Five states and the District of Columbia are suing US education secretary Betsy DeVos over a rule she issued that would divert to private schools money that Congress provided to help public schools.
California, Maine, New Mexico, Wisconsin, DC, and Michigan have joined a lawsuit over how pandemic relief money is distributed to schools.
“Michigan kids cannot afford for Betsy DeVos to be playing politics with their education,” said Attorney General Dana Nessel of Michigan.
DeVos lashed out at school districts who wouldn’t commit to reopening in the fall despite the surge of cases across the country, deriding leaders who wouldn’t accept the risks of opening schools.
Updates from around the world: Jair Bolsonaro tests positive for Covid-19; WHO acknowledges ‘evidence emerging’ of airborne spread of Covid-19; WHO warns crisis is accelerating:
Lawrence Gostin, the director of the WHO’s Collaborating Center on National & Global Health Law, said Trump’s decision to withdraw from the global health agency was “among most ruinous presidential decisions in history”.
He added that the move would counterproductively benefit China, leaving the country to fill the leadership gap left by the US.
More than 5,600 companies in the fossil fuel industry have taken a minimum of $3bn in coronavirus aid from the US federal government, according to an analysis by Documented and the Guardian of newly released data.
The businesses include oil and gas drillers and coal mine operators, as well as refiners, pipeline companies and firms that provide services to the industry.
The Small Business Administration (SBA) on Monday released the data under pressure for further transparency, including from journalism outlets that had sued demanding the public records.
The $3bn figure is probably far less than the companies actually received. The SBA did not disclose the specific amounts of loans and instead listed ranges. On the high end, fossil fuel companies could have received up to $6.7bn. At least 475 fossil fuel companies received at least $2m, according to the data the SBA released that it collected from banks.
This analysis only includes loans over $150,000, because the SBA did not disclose which companies received smaller loans.
The administration has already begun looking for other channels to spend the $450m it pays annually in WHO membership dues and voluntary contributions. It is unclear what will happen to US officials who work with the global health body.
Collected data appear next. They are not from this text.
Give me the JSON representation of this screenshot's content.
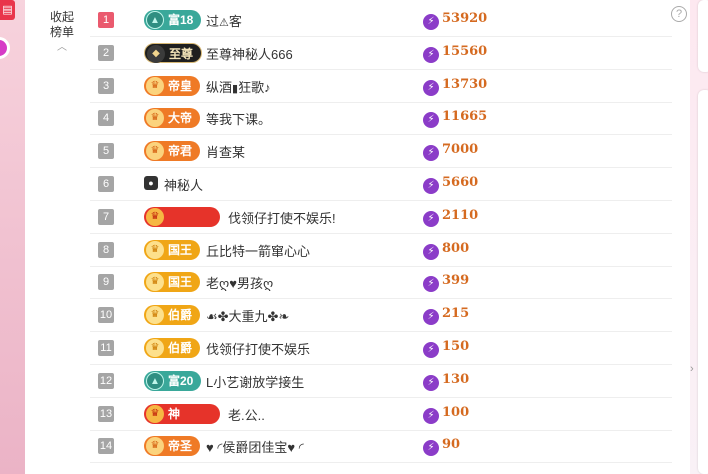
{
  "collapse_label": "收起榜单",
  "rows": [
    {
      "rank": "1",
      "badge": "富18",
      "medal": "▲",
      "style": "b-green",
      "name": "过",
      "name_icon": "⚠",
      "name_suffix": "客",
      "score": "53920"
    },
    {
      "rank": "2",
      "badge": "至尊",
      "medal": "◆",
      "style": "b-dark",
      "name": "至尊神秘人666",
      "name_icon": "",
      "name_suffix": "",
      "score": "15560"
    },
    {
      "rank": "3",
      "badge": "帝皇",
      "medal": "♛",
      "style": "b-orange",
      "name": "纵酒",
      "name_icon": "▮",
      "name_suffix": "狂歌♪",
      "score": "13730"
    },
    {
      "rank": "4",
      "badge": "大帝",
      "medal": "♛",
      "style": "b-orange",
      "name": "等我下课。",
      "name_icon": "",
      "name_suffix": "",
      "score": "11665"
    },
    {
      "rank": "5",
      "badge": "帝君",
      "medal": "♛",
      "style": "b-orange",
      "name": "肖查某",
      "name_icon": "",
      "name_suffix": "",
      "score": "7000"
    },
    {
      "rank": "6",
      "badge": "",
      "medal": "",
      "style": "none",
      "name": "神秘人",
      "name_icon": "",
      "name_suffix": "",
      "score": "5660"
    },
    {
      "rank": "7",
      "badge": "",
      "medal": "♛",
      "style": "b-red",
      "name": "伐领仔打使不娱乐!",
      "name_icon": "",
      "name_suffix": "",
      "score": "2110"
    },
    {
      "rank": "8",
      "badge": "国王",
      "medal": "♛",
      "style": "b-gold",
      "name": "丘比特一箭窜心心",
      "name_icon": "",
      "name_suffix": "",
      "score": "800"
    },
    {
      "rank": "9",
      "badge": "国王",
      "medal": "♛",
      "style": "b-gold",
      "name": "老ღ♥男孩ღ",
      "name_icon": "",
      "name_suffix": "",
      "score": "399"
    },
    {
      "rank": "10",
      "badge": "伯爵",
      "medal": "♛",
      "style": "b-gold",
      "name": "☙✤大重九✤❧",
      "name_icon": "",
      "name_suffix": "",
      "score": "215"
    },
    {
      "rank": "11",
      "badge": "伯爵",
      "medal": "♛",
      "style": "b-gold",
      "name": "伐领仔打使不娱乐",
      "name_icon": "",
      "name_suffix": "",
      "score": "150"
    },
    {
      "rank": "12",
      "badge": "富20",
      "medal": "▲",
      "style": "b-green",
      "name": "L小艺谢放学接生",
      "name_icon": "",
      "name_suffix": "",
      "score": "130"
    },
    {
      "rank": "13",
      "badge": "神",
      "medal": "♛",
      "style": "b-red",
      "name": "老.公..",
      "name_icon": "",
      "name_suffix": "",
      "score": "100"
    },
    {
      "rank": "14",
      "badge": "帝圣",
      "medal": "♛",
      "style": "b-orange",
      "name": "♥ ◜侯爵团佳宝♥ ◜",
      "name_icon": "",
      "name_suffix": "",
      "score": "90"
    }
  ],
  "colors": {
    "accent": "#d56a20",
    "bolt": "#8b3cc8",
    "first_rank": "#ea5a6e"
  },
  "icons": {
    "help": "question-circle-icon",
    "bolt": "lightning-icon",
    "collapse": "chevron-up-icon"
  }
}
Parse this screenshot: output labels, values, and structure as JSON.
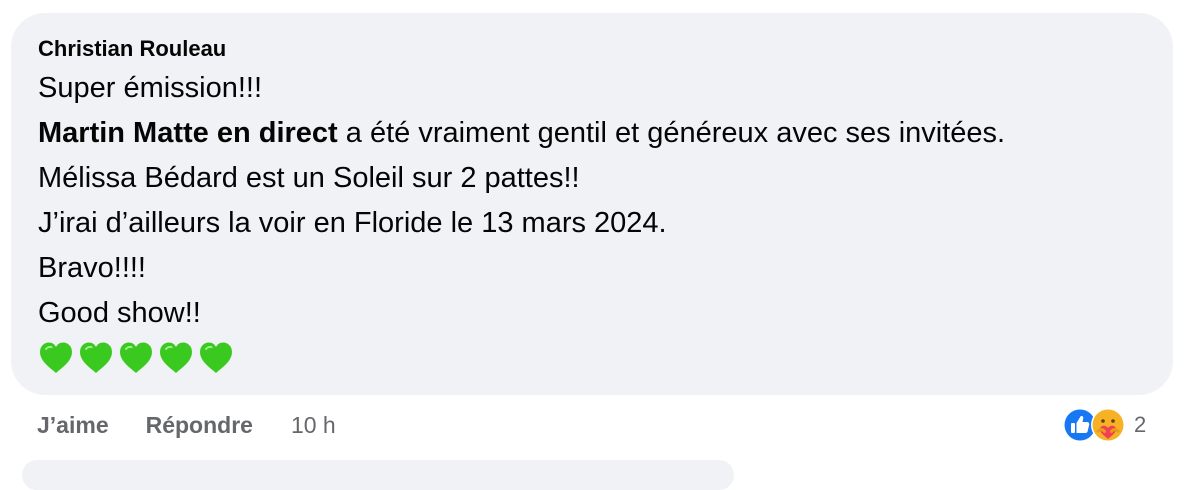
{
  "comment": {
    "author": "Christian Rouleau",
    "lines": {
      "l1": "Super émission!!!",
      "l2_mention": "Martin Matte en direct",
      "l2_rest": " a été vraiment gentil et généreux avec ses invitées.",
      "l3": "Mélissa Bédard est un Soleil sur 2 pattes!!",
      "l4": "J’irai d’ailleurs la voir en Floride le 13 mars 2024.",
      "l5": "Bravo!!!!",
      "l6": "Good show!!"
    },
    "emoji": [
      "green-heart",
      "green-heart",
      "green-heart",
      "green-heart",
      "green-heart"
    ]
  },
  "actions": {
    "like_label": "J’aime",
    "reply_label": "Répondre",
    "timestamp": "10 h"
  },
  "reactions": {
    "icons": [
      "like-icon",
      "care-icon"
    ],
    "count": "2"
  },
  "colors": {
    "bubble_bg": "#f0f2f5",
    "text": "#050505",
    "secondary_text": "#65676b",
    "like_blue": "#1877f2",
    "heart_green": "#3ac91f"
  }
}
Jeff Merkley, the top Democrat on the Senate foreign relations subcommittee that oversees multilateral institutions, called the move “a huge win for China and a huge blow to the American people”.
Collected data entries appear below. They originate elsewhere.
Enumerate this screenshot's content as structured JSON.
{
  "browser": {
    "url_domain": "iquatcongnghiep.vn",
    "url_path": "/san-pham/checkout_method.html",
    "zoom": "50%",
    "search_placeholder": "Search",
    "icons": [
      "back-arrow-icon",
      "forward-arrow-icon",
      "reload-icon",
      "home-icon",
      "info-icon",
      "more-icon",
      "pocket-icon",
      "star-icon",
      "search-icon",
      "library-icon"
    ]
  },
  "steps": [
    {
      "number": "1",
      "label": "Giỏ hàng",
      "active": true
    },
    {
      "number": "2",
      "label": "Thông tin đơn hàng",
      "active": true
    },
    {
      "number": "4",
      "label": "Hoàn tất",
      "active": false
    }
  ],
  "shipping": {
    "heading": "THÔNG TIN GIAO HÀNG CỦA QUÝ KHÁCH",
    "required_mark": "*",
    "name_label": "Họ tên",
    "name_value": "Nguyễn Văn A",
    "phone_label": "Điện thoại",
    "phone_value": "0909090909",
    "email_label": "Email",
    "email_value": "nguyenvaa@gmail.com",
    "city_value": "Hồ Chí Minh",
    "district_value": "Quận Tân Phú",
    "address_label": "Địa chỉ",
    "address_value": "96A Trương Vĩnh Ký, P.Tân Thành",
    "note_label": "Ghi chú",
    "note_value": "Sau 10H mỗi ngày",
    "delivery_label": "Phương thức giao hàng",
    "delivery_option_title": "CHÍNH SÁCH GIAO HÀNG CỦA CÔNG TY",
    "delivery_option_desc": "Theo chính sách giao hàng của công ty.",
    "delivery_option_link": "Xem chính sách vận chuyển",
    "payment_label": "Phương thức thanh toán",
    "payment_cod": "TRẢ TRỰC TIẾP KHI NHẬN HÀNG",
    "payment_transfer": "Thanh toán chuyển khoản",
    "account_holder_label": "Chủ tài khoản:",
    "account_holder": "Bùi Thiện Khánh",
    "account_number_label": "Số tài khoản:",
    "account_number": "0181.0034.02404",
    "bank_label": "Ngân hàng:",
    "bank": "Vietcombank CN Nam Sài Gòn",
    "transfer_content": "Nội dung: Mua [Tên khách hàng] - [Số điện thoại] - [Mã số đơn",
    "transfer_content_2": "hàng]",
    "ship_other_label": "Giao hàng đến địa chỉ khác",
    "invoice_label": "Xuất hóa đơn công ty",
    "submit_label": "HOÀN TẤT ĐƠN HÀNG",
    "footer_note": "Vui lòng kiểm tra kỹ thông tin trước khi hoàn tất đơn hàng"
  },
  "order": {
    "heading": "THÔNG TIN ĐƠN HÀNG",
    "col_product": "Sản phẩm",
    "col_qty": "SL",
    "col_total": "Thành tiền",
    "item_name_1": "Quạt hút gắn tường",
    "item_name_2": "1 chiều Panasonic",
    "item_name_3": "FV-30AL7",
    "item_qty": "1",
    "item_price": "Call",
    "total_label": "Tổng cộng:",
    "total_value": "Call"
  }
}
“By pulling out of the WHO, President Trump is strengthening Chinese leadership and power, both within the WHO and more broadly within the international community,” Merkley said. “Cutting the United States out of the WHO in the middle of the worst global pandemic in a century makes Americans more vulnerable. By abandoning the efforts to control the virus abroad, we’re ensuring that far more Americans will get sick, either through foreign travelers coming to the US, or through Americans traveling abroad.”
Republican members of Congress have also urged Trump to keep the US inside the WHO to support reform. The administration has received almost no support for withdrawal from US allies, with the exception of the Brazilian president, Jair Bolsonaro, who confirmed he had tested positive for coronavirus on Tuesday.
Joe Biden, Trump’s Democratic challenger for the presidency, said he would return the US to the WHO once elected.